The recent explosion of Generative AI, built on Large Language Models (LLMs) into the IT mainstream has many security professionals concerned. This movement is going far beyond the casual use of ChatGPT, as many enterprises are adding GenAI capabilities to core business applications. But as with any rapid tech shift, AI FOMO will inevitably lead to security mistakes and shortcuts, highlighting the critical role of security and governance for AI.
While many people are raising broader concerns about AI, not enough are focusing on security fundamentals. GenAI brings in new systems, massive amounts of data, and new players – often data scientists, who are not well versed in security. At the same time, many security professionals are only vaguely aware of fast-moving AI projects, underscoring the importance of an AI risk management framework.
GenAI initiatives are rapidly moving from theoretical to deployment. A recent Gartner survey found that while many organizations are just investigating, or piloting GenAI capabilities, the number of businesses with LLMs in production is rapidly growing - from 10% in Sept 2023, to 21% in Jan 2024 – more than doubling in four months. And that was four months ago – that number has likely doubled again. Anecdotally, we’ve heard from enterprise CISOs, that their teams already have hundreds to thousands of LLMs in-house, without much governance, or security oversight.

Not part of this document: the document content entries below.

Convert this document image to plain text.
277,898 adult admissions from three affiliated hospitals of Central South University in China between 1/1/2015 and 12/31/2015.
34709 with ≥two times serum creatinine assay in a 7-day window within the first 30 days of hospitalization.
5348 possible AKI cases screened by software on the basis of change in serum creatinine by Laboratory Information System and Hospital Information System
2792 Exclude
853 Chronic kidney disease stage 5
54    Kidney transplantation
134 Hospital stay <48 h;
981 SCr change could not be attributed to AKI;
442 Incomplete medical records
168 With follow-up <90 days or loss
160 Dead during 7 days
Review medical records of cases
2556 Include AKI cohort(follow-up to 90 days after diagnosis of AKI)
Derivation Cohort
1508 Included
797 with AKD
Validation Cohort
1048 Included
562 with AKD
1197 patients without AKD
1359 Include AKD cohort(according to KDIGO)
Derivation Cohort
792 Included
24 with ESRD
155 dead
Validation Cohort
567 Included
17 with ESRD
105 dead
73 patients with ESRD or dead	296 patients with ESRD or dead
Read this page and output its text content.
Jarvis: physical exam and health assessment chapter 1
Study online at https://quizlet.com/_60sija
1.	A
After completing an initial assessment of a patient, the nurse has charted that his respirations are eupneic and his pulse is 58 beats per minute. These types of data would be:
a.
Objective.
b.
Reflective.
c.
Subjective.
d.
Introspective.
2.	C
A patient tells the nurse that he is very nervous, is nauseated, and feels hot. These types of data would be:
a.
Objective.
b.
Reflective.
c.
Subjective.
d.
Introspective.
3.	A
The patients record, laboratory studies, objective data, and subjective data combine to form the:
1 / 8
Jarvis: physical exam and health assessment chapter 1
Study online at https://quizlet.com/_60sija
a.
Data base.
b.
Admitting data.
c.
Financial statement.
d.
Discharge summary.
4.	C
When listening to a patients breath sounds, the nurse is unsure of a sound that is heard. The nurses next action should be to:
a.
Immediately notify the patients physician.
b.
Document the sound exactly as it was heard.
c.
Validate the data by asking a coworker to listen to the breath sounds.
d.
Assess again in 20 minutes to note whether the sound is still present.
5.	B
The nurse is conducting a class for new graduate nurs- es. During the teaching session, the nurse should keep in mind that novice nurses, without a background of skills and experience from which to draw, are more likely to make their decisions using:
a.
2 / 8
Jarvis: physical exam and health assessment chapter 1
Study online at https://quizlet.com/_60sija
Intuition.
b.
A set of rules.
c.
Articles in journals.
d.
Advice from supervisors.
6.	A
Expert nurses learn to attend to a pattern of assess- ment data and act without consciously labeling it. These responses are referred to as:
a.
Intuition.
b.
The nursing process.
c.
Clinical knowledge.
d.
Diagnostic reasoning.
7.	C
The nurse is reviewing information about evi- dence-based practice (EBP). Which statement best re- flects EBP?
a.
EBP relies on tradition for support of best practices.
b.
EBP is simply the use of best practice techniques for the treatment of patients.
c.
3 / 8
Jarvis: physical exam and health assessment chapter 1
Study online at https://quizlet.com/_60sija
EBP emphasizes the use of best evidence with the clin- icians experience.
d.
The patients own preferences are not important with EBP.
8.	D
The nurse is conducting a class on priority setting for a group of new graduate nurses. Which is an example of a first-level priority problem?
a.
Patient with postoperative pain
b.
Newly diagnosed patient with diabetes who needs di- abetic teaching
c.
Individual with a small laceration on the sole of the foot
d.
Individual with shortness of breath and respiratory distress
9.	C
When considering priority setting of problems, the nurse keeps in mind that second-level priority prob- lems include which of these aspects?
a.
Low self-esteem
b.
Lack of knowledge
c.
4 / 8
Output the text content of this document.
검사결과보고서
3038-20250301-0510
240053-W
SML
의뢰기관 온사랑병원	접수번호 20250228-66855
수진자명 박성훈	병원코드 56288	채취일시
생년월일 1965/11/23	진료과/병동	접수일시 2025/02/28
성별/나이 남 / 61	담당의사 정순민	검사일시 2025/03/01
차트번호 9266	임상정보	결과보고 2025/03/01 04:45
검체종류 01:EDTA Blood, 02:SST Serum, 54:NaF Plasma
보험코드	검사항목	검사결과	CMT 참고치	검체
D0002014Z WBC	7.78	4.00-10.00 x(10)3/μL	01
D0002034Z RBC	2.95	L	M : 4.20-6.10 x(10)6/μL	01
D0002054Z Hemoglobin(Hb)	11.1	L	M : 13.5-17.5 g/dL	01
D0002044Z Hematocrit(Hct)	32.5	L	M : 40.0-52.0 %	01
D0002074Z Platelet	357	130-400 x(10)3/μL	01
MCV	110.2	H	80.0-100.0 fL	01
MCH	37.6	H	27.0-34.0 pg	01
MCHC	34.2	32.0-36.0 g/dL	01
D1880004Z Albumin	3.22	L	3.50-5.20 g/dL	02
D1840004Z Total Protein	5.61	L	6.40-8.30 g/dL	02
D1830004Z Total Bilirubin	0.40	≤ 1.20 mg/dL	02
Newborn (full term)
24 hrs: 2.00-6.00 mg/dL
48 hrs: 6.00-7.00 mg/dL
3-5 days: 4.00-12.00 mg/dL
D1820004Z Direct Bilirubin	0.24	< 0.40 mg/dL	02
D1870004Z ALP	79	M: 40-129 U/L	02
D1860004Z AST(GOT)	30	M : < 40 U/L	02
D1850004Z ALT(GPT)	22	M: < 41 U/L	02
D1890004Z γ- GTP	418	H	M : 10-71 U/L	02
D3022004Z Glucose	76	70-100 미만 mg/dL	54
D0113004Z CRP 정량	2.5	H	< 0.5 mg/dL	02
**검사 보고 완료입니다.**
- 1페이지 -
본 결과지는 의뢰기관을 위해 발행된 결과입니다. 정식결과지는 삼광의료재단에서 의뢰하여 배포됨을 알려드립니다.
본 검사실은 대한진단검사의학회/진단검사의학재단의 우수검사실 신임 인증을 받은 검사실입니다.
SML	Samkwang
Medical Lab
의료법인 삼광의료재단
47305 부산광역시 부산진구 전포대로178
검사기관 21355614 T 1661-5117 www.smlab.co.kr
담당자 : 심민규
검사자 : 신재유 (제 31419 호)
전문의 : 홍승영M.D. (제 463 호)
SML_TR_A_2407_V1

Into this maelstrom, it was encouraging to see the NSA (in collaboration with CISA, the FBI and cybersecurity agencies from Australia, Canada, New Zealand, and the UK) publish last week a pragmatic guide to Deploying AI Systems Securely. This document should help bring clarity where there currently is a lot of talk and confusion. It also focuses squarely on organizations that are deploying GenAI applications, while typically bringing in training and model data from outside sources, emphasizing the need for AI security best practices.
AI systems are software systems
The most refreshing line from the report is that “AI systems are software systems.” That sounds obvious, but when GenAI tools are treated as entirely unique, many of the security basics can be overlooked. AI certainly introduces many new elements, but these still must be secured from the ground up.
Deploying new AI systems securely requires paying careful attention to how they're set up and configured. This depends a lot on the complexity of the AI system, what kind of resources are needed, and whether the infrastructure is on-site, in the cloud, or a mix of both, ensuring robust AI system security.
A significant focus of the report is on getting the security basics right before deploying GenAI tools. Organizations should work closely with IT to make sure that AI systems are set up in environments that meet their IT standards. This involves understanding the risk level of the organization and making sure the AI system fits within this risk framework. It also means making sure everyone knows their role and what they're responsible for when it comes to AI security.
The report also stresses the importance of a solid security framework. Before putting GenAI systems into action, organizations need to make sure their IT setups follow strong security principles, like having a good governance structure, a well-thought-out architecture, and secure configurations. Special attention should be given to securing the areas where the IT environment and AI systems meet. Recommendations include using access controls to manage who can interact with AI model weights and limiting access to a small number of authorized people.
Besides, the deployment of AI systems should include ongoing protection strategies, using advanced threat detection and response mechanisms across the whole business. This includes ensuring 24/7 protection and integrating strong cybersecurity practices at every stage of the AI system’s life cycle, which is a key aspect of AI risk mitigation.
Extending application security tools and best practices
Part of the challenge with AI hype is that many security vendors are treating GenAI as an entirely new field that requires completely novel security tools. While we will certainly need to develop new detection techniques to find specific issues within LLMs, the overall requirements are a direct extension of what Application Security Posture Management (ASPM) tools already provide: ingesting security data from multiple sources, tracking vulnerabilities across the product lifecycle, prioritizing issues based on business-specific context, and automating the remediation process so critical issues don’t fall through the cracks and are resolved as quickly as possible.
Rather than getting overwhelmed by the hype and newness of GenAI, it’s time to take a deep breath, apply your best application security, vulnerability management, and governance tools and processes, and thoroughly scrutinize AI software and LLM data supply chains. Building on this foundation, while applying new detection capabilities unique to AI, should provide visibility, clarity, and peace of mind, as we expand application security tools for the GenAI era.